Он явился к нам в Херн-Лодж немедленно после нашего переселения и, как это всегда бывало, после обеда вступил в ожесточенный спор с моею Эмили, очень любившей поддразнивать его. Особенно жарко спорили они о наследственности. Ральф был убежден в возможности посредством постепенного совершенствования поколений довести род человеческий до безукоризненной нравственности.

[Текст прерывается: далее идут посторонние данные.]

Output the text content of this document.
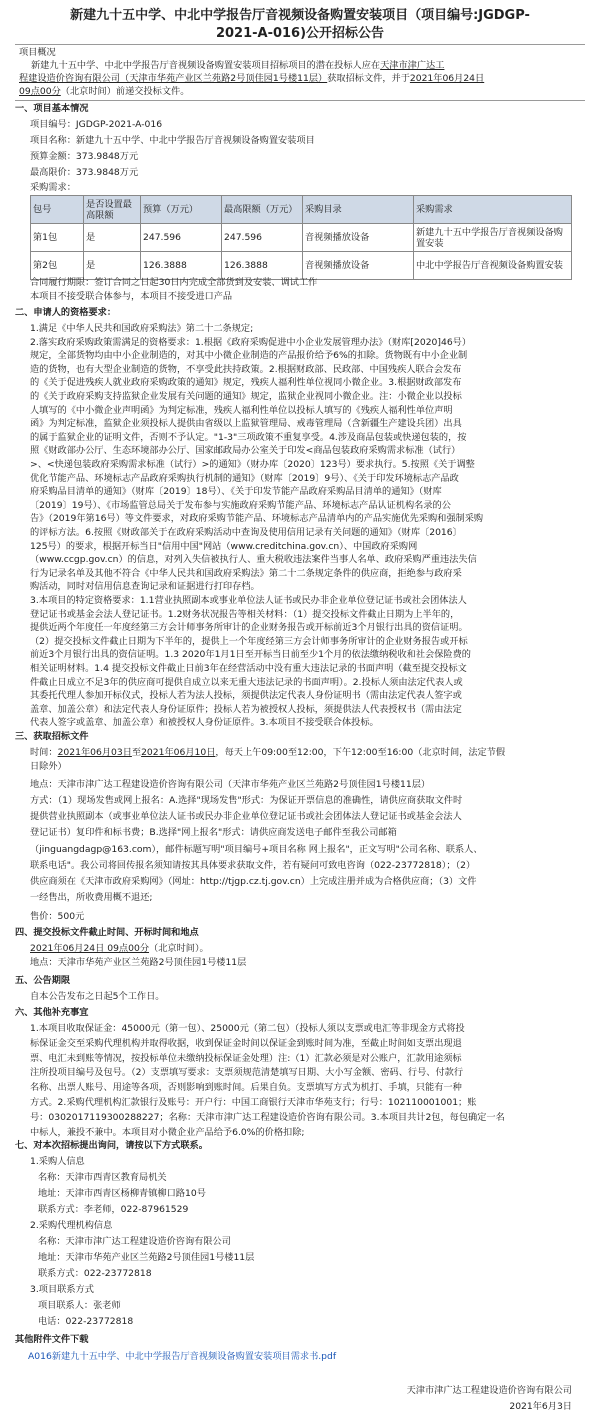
新建九十五中学、中北中学报告厅音视频设备购置安装项目（项目编号:JGDGP-
2021-A-016)公开招标公告
项目概况
新建九十五中学、中北中学报告厅音视频设备购置安装项目招标项目的潜在投标人应在天津市津广达工
程建设造价咨询有限公司（天津市华苑产业区兰苑路2号顶佳园1号楼11层）获取招标文件，并于2021年06月24日
09点00分（北京时间）前递交投标文件。
一、项目基本情况
项目编号：JGDGP-2021-A-016
项目名称：新建九十五中学、中北中学报告厅音视频设备购置安装项目
预算金额：373.9848万元
最高限价：373.9848万元
采购需求：
包号	是否设置最高限额	预算（万元）	最高限额（万元）	采购目录	采购需求
第1包	是	247.596	247.596	音视频播放设备	新建九十五中学报告厅音视频设备购置安装
第2包	是	126.3888	126.3888	音视频播放设备	中北中学报告厅音视频设备购置安装
合同履行期限：签订合同之日起30日内完成全部货到及安装、调试工作
本项目不接受联合体参与，本项目不接受进口产品
二、申请人的资格要求：
1.满足《中华人民共和国政府采购法》第二十二条规定;
2.落实政府采购政策需满足的资格要求：1.根据《政府采购促进中小企业发展管理办法》（财库[2020]46号）
规定，全部货物均由中小企业制造的，对其中小微企业制造的产品报价给予6%的扣除。货物既有中小企业制
造的货物，也有大型企业制造的货物，不享受此扶持政策。2.根据财政部、民政部、中国残疾人联合会发布
的《关于促进残疾人就业政府采购政策的通知》规定，残疾人福利性单位视同小微企业。3.根据财政部发布
的《关于政府采购支持监狱企业发展有关问题的通知》规定，监狱企业视同小微企业。注：小微企业以投标
人填写的《中小微企业声明函》为判定标准，残疾人福利性单位以投标人填写的《残疾人福利性单位声明
函》为判定标准，监狱企业须投标人提供由省级以上监狱管理局、戒毒管理局（含新疆生产建设兵团）出具
的属于监狱企业的证明文件，否则不予认定。"1-3"三项政策不重复享受。4.涉及商品包装或快递包装的，按
照《财政部办公厅、生态环境部办公厅、国家邮政局办公室关于印发<商品包装政府采购需求标准（试行）
>、<快递包装政府采购需求标准（试行）>的通知》（财办库〔2020〕123号）要求执行。5.按照《关于调整
优化节能产品、环境标志产品政府采购执行机制的通知》（财库〔2019〕9号）、《关于印发环境标志产品政
府采购品目清单的通知》（财库〔2019〕18号）、《关于印发节能产品政府采购品目清单的通知》（财库
〔2019〕19号）、《市场监管总局关于发布参与实施政府采购节能产品、环境标志产品认证机构名录的公
告》（2019年第16号）等文件要求，对政府采购节能产品、环境标志产品清单内的产品实施优先采购和强制采购
的评标方法。6.按照《财政部关于在政府采购活动中查询及使用信用记录有关问题的通知》（财库〔2016〕
125号）的要求，根据开标当日"信用中国"网站（www.creditchina.gov.cn）、中国政府采购网
（www.ccgp.gov.cn）的信息，对列入失信被执行人、重大税收违法案件当事人名单、政府采购严重违法失信
行为记录名单及其他不符合《中华人民共和国政府采购法》第二十二条规定条件的供应商，拒绝参与政府采
购活动，同时对信用信息查询记录和证据进行打印存档。
3.本项目的特定资格要求：1.1营业执照副本或事业单位法人证书或民办非企业单位登记证书或社会团体法人
登记证书或基金会法人登记证书。1.2财务状况报告等相关材料：（1）提交投标文件截止日期为上半年的，
提供近两个年度任一年度经第三方会计师事务所审计的企业财务报告或开标前近3个月银行出具的资信证明。
（2）提交投标文件截止日期为下半年的，提供上一个年度经第三方会计师事务所审计的企业财务报告或开标
前近3个月银行出具的资信证明。1.3 2020年1月1日至开标当日前至少1个月的依法缴纳税收和社会保险费的
相关证明材料。1.4 提交投标文件截止日前3年在经营活动中没有重大违法记录的书面声明（截至提交投标文
件截止日成立不足3年的供应商可提供自成立以来无重大违法记录的书面声明）。2.投标人须由法定代表人或
其委托代理人参加开标仪式，投标人若为法人投标，须提供法定代表人身份证明书（需由法定代表人签字或
盖章、加盖公章）和法定代表人身份证原件；投标人若为被授权人投标，须提供法人代表授权书（需由法定
代表人签字或盖章、加盖公章）和被授权人身份证原件。3.本项目不接受联合体投标。
三、获取招标文件
时间：2021年06月03日至2021年06月10日，每天上午09:00至12:00，下午12:00至16:00（北京时间，法定节假
日除外）
地点：天津市津广达工程建设造价咨询有限公司（天津市华苑产业区兰苑路2号顶佳园1号楼11层）
方式：（1）现场发售或网上报名：A.选择"现场发售"形式：为保证开票信息的准确性，请供应商获取文件时
提供营业执照副本（或事业单位法人证书或民办非企业单位登记证书或社会团体法人登记证书或基金会法人
登记证书）复印件和标书费；B.选择"网上报名"形式：请供应商发送电子邮件至我公司邮箱
（jinguangdagp@163.com），邮件标题写明"项目编号+项目名称 网上报名"，正文写明"公司名称、联系人、
联系电话"。我公司将回传报名须知请按其具体要求获取文件，若有疑问可致电咨询（022-23772818）；（2）
供应商须在《天津市政府采购网》（网址：http://tjgp.cz.tj.gov.cn）上完成注册并成为合格供应商；（3）文件
一经售出，所收费用概不退还;
售价：500元
四、提交投标文件截止时间、开标时间和地点
2021年06月24日 09点00分（北京时间）。
地点：天津市华苑产业区兰苑路2号顶佳园1号楼11层
五、公告期限
自本公告发布之日起5个工作日。
六、其他补充事宜
1.本项目收取保证金：45000元（第一包）、25000元（第二包）（投标人须以支票或电汇等非现金方式将投
标保证金交至采购代理机构并取得收据，收到保证金时间以保证金到账时间为准，至截止时间如支票出现退
票、电汇未到账等情况，按投标单位未缴纳投标保证金处理）注:（1）汇款必须是对公账户，汇款用途须标
注所投项目编号及包号。（2）支票填写要求：支票须规范清楚填写日期、大小写金额、密码、行号、付款行
名称、出票人账号、用途等各项，否则影响到账时间。后果自负。支票填写方式为机打、手填，只能有一种
方式。2.采购代理机构汇款银行及账号：开户行：中国工商银行天津市华苑支行；行号：102110001001；账
号：0302017119300288227；名称：天津市津广达工程建设造价咨询有限公司。3.本项目共计2包，每包确定一名
中标人，兼投不兼中。本项目对小微企业产品给予6.0%的价格扣除;
七、对本次招标提出询问，请按以下方式联系。
1.采购人信息
名称：天津市西青区教育局机关
地址：天津市西青区杨柳青镇柳口路10号
联系方式：李老师，022-87961529
2.采购代理机构信息
名称：天津市津广达工程建设造价咨询有限公司
地址：天津市华苑产业区兰苑路2号顶佳园1号楼11层
联系方式：022-23772818
3.项目联系方式
项目联系人：张老师
电话：022-23772818
其他附件文件下载
A016新建九十五中学、中北中学报告厅音视频设备购置安装项目需求书.pdf
天津市津广达工程建设造价咨询有限公司
2021年6月3日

– Зачем позволять негодяям жениться? – говорил он. – От них непременно произойдет негодяй. Дитя четы воров будет вором, делайте что хотите. Отнимите его от родителей грудным младенцем, воспитайте в строжайшей нравственности, и в конце концов он все-таки что-нибудь да украдет. Если он журналист, то будет красть чужие идеи или украдет у своего ближнего возлюбленную или жену. Если он попадет в парламент, то станет пособлять облагороженному воровству в больших размерах, подавая голос за различные налоги, войны и тому подобное. Он не может изменить свою воровскую натуру. Печально, но справедливо. Но примитесь сочетать нравственных людей с негодяями, и вы увидите, что через несколько поколений негодяи выродятся в полупорядочных членов общества!

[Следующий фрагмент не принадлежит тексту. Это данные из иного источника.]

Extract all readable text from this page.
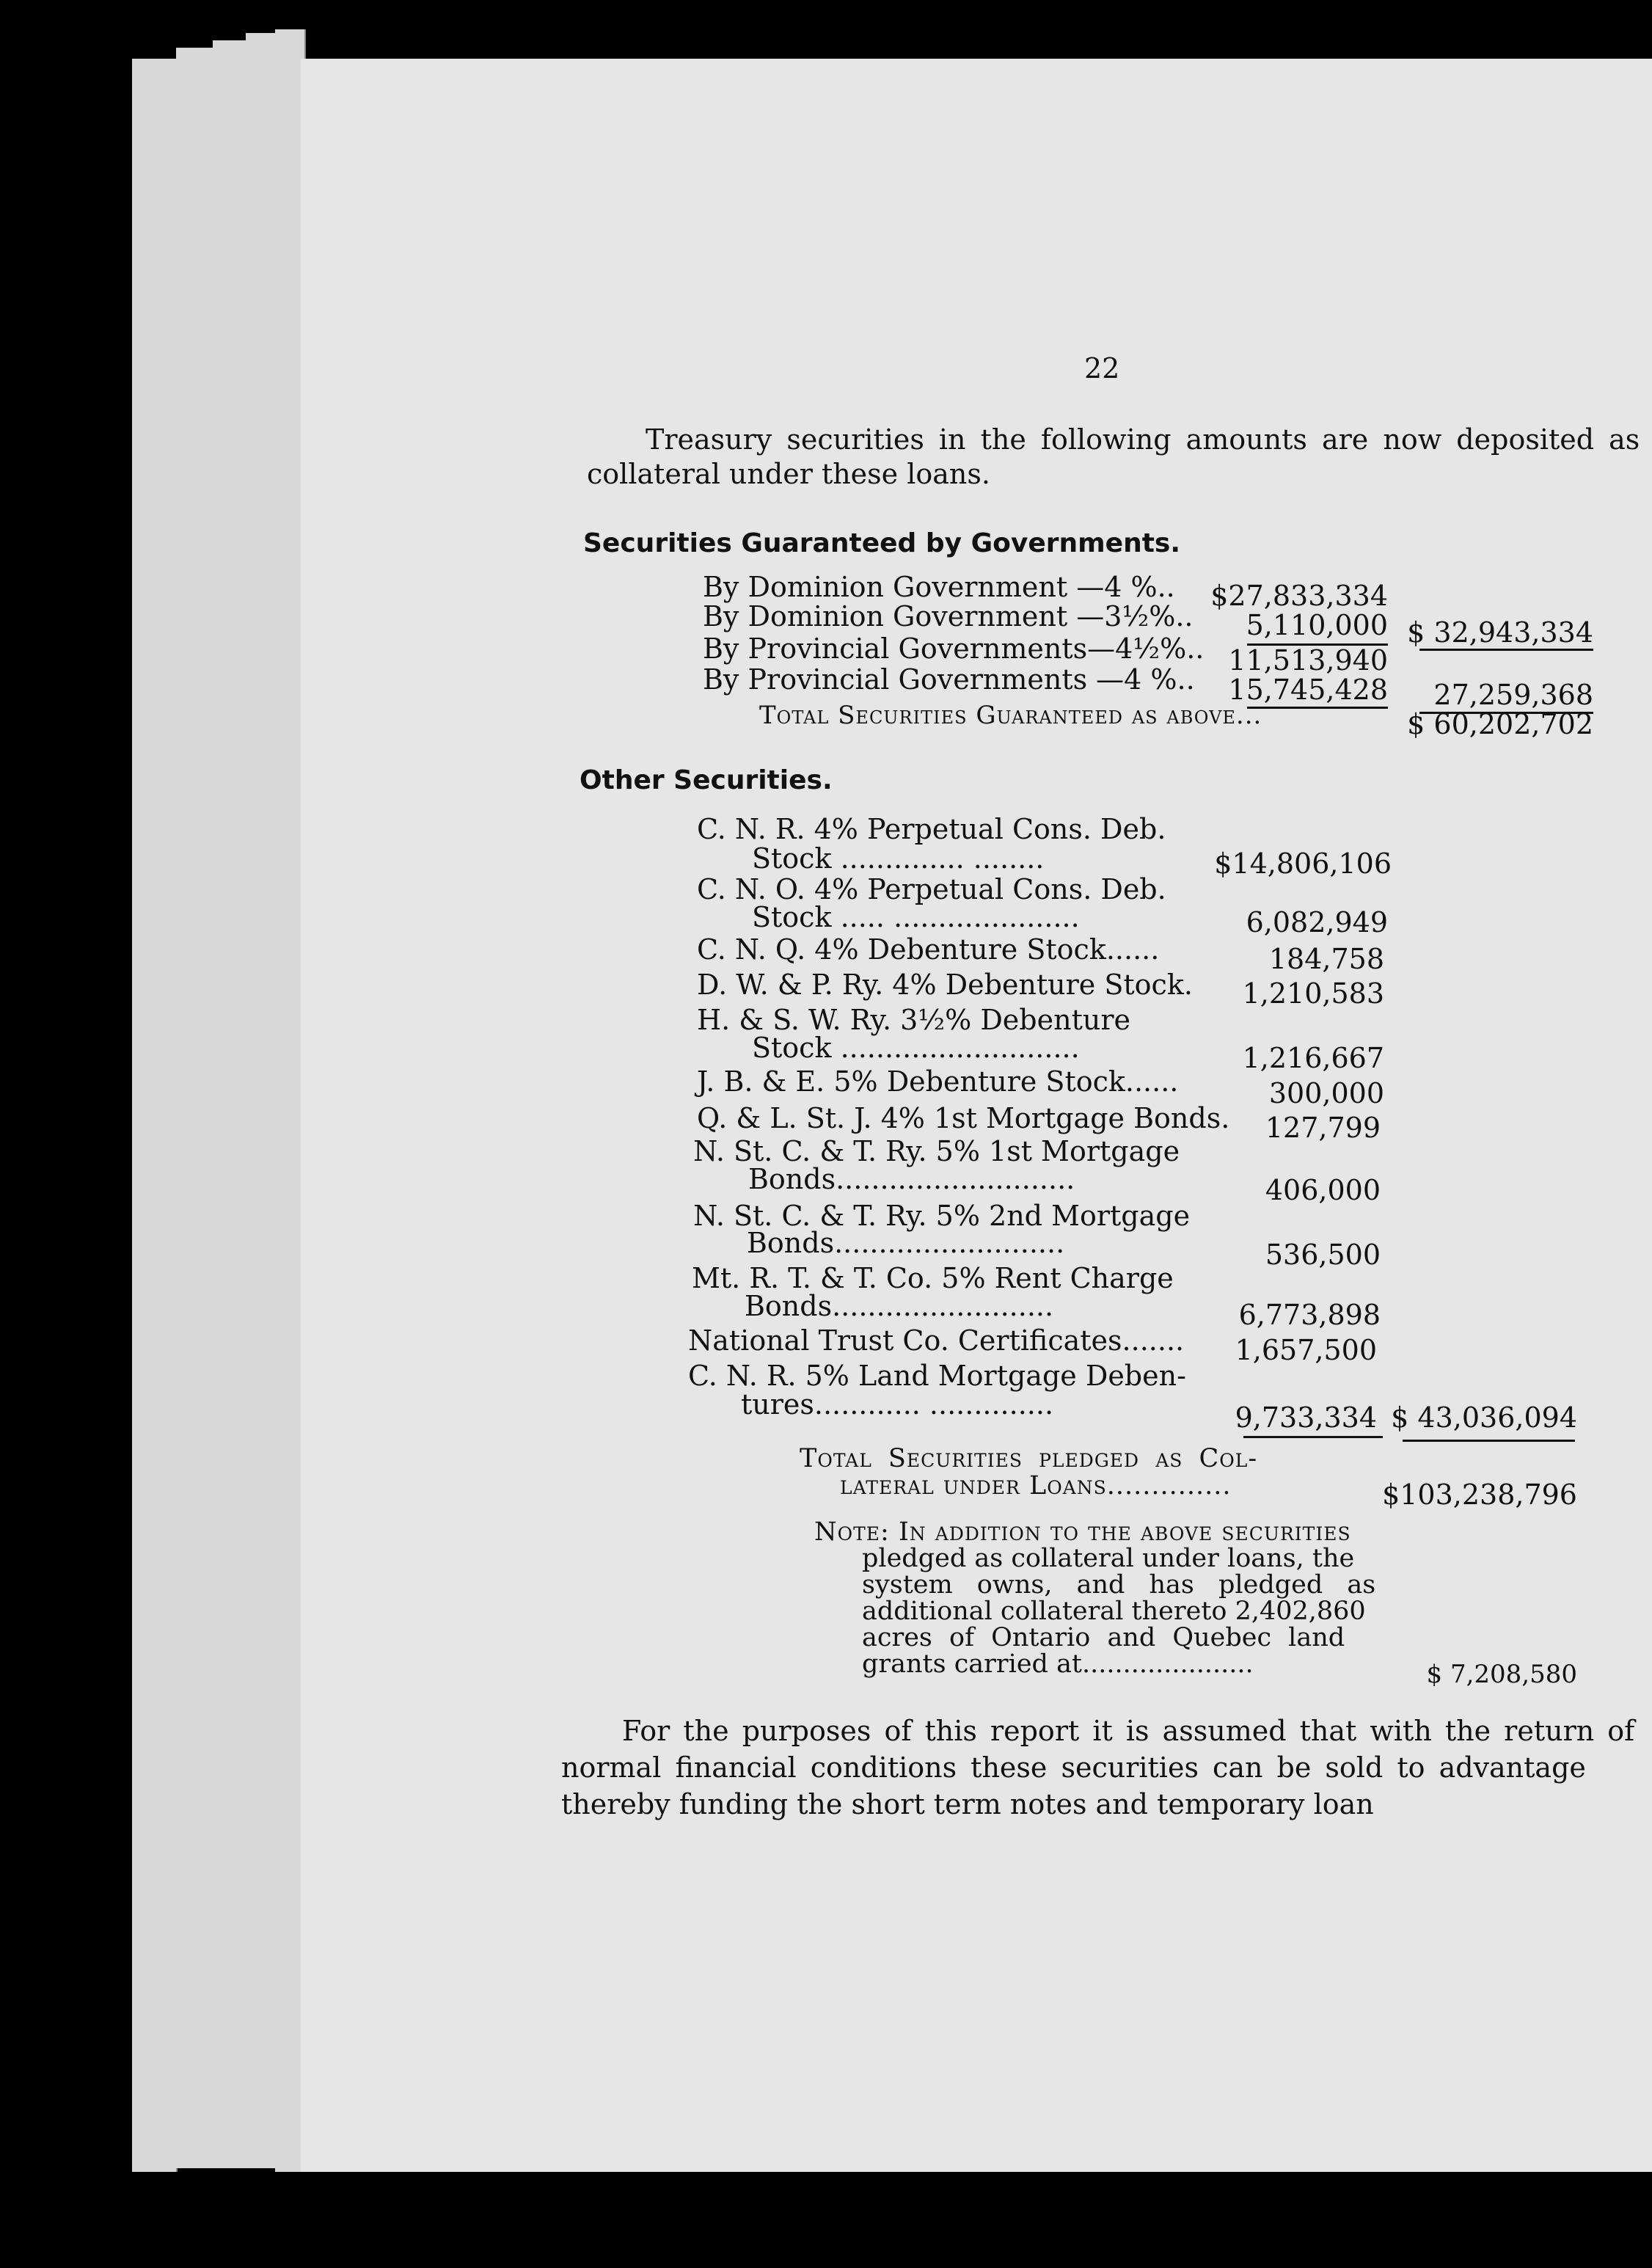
22
Treasury securities in the following amounts are now deposited as
collateral under these loans.
Securities Guaranteed by Governments.
By Dominion Government —4 %.. $27,833,334
By Dominion Government —3½%.. 5,110,000 $ 32,943,334
By Provincial Governments—4½%.. 11,513,940
By Provincial Governments —4 %.. 15,745,428 27,259,368
Total Securities Guaranteed as above...	$ 60,202,702
Other Securities.
C. N. R. 4% Perpetual Cons. Deb.
Stock .............. ........	$14,806,106
C. N. O. 4% Perpetual Cons. Deb.
Stock ..... .....................	6,082,949
C. N. Q. 4% Debenture Stock......	184,758
D. W. & P. Ry. 4% Debenture Stock. 1,210,583
H. & S. W. Ry. 3½% Debenture
Stock ...........................	1,216,667
J. B. & E. 5% Debenture Stock......	300,000
Q. & L. St. J. 4% 1st Mortgage Bonds. 127,799
N. St. C. & T. Ry. 5% 1st Mortgage
Bonds...........................	406,000
N. St. C. & T. Ry. 5% 2nd Mortgage
Bonds..........................	536,500
Mt. R. T. & T. Co. 5% Rent Charge
Bonds.........................	6,773,898
National Trust Co. Certificates....... 1,657,500
C. N. R. 5% Land Mortgage Deben-
tures............ ..............	9,733,334 $ 43,036,094
Total Securities pledged as Col-
lateral under Loans..............	$103,238,796
Note: In addition to the above securities
pledged as collateral under loans, the
system owns, and has pledged as
additional collateral thereto 2,402,860
acres of Ontario and Quebec land
grants carried at.....................	$ 7,208,580
For the purposes of this report it is assumed that with the return of
normal financial conditions these securities can be sold to advantage
thereby funding the short term notes and temporary loan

– Не совсем-то приятный опыт для нравственных людей! – заметила Эмили.

– Да, но это их гражданский долг. Теперь относительно умственных способностей. Мои отец и мать оба были умные; он изобретал всевозможные машины, не имевшие ни малейшего успеха, а она писала весьма недурные стихи, никогда не появлявшиеся в печати. Каков же результат? Подобно огню и воде, взаимно уничтожающим друг друга, оба они передали мне лишь свои отрицательные достоинства, и я вышел ни то, ни се. Нет, для пользы человечества, необходимо скрещивать крайности, тогда получится сначала средний человек, а в конце концов – совершенство! По этой-то причине я никогда не женюсь, миссис Уэльтер, чтобы вы ни пророчили мне! – весело заключил он.

– Посмотрим, – возразила Эмили, – когда вы влюбитесь, тогда другую песенку запоете и куда ваша теория денется!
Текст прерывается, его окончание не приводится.